In contrast, nonviolent direct action must be a grassroots movement. It must give power to a mass group of people, and they must believe they have power to change the system. This power works as people refuse to believe the dichotomous lies of the traditional system, refuse to believe that to win another must lose, and people are convinced in an internal way rather than through external force. This kind of power appeals to the truth that is in each person: it appeals to the conscience. It trusts the other to have a conscience in there somewhere, even when all indications are to the contrary. It trusts in the humanity and value of the other, knowing that eventually through practice of the truth others can only make the choice to join in with the truth, or to act against their conscience in blatant ways.
Nonviolent direct action attacks symbols of hierarchical power, not people.
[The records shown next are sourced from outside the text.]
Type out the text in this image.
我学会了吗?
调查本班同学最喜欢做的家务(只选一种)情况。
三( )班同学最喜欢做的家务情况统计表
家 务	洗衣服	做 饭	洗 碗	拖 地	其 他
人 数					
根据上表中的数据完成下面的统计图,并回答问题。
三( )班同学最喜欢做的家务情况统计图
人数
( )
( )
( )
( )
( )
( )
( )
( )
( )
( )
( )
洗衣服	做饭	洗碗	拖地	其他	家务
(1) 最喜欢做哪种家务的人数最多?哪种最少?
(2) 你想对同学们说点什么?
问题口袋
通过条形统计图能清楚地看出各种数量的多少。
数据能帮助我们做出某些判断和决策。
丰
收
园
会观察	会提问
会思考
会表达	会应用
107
The people are desired as friends, but the system is seen as the enemy. The people participating in the system are invited to join with the nonviolent actors in a search for truth, where they share the common enemy of an oppressive system and a common goal of searching for justice through the truth. This kind of power diffuses defensiveness and creates an opening for dialogue and reflection.
When Quakers refused to tip their hats to people of a higher station in seventeenth century England they were participating in what we now call nonviolent direct action. They were refusing to capitulate with a system of hierarchy so visible it was almost imperceptible. Rather than honoring some above others, they honored all. Although not tipping their hats might not seem like a huge overthrow of the system, it got at the root of the problem: it was a daily symbol of the social system's inequity. It also forced those in power positions to recognize their own inconsistencies. Those to whom hats were tipped thought of themselves as "gentlemen" or "ladies," people of refinement and civility. When hat honor was not given to them, however, they were faced with that inside themselves which they had been hiding: they found they were really prideful and did not think highly of themselves--they needed others to show them honor in order to feel good about themselves. This was not information they wanted to know about themselves--and I can empathize with them. I am the same way in many respects. They were forced to either recognize their shortcomings with humility, or fight for hat honor to reinstate their sense of self as substantiated by the status quo of seventeenth century English society.
I wonder what we could do today that would be similar to refusing hat honor? What symbols of the American hierarchy can we attack in ways that would appeal to the consciences and sense of justice inherent in people? Perhaps we should begin with ourselves. As an American, how am I cooperating with the status quo in order to continue receiving the comforts and status I have come to see as my due? How am I allowing myself to be deluded by the dualistic lies of the traditional status system, forgetting that our common enemy is injustice? How am I sacrificing my own comfort and status in order to work for the destruction of the symbolic system that holds people in a state of oppression?
Nonviolent direct action works because of each individual's willingness to listen in humility to the Truth found within. Quakers call this the Inner Light or the Light of Christ. Are we listening? Are we acting?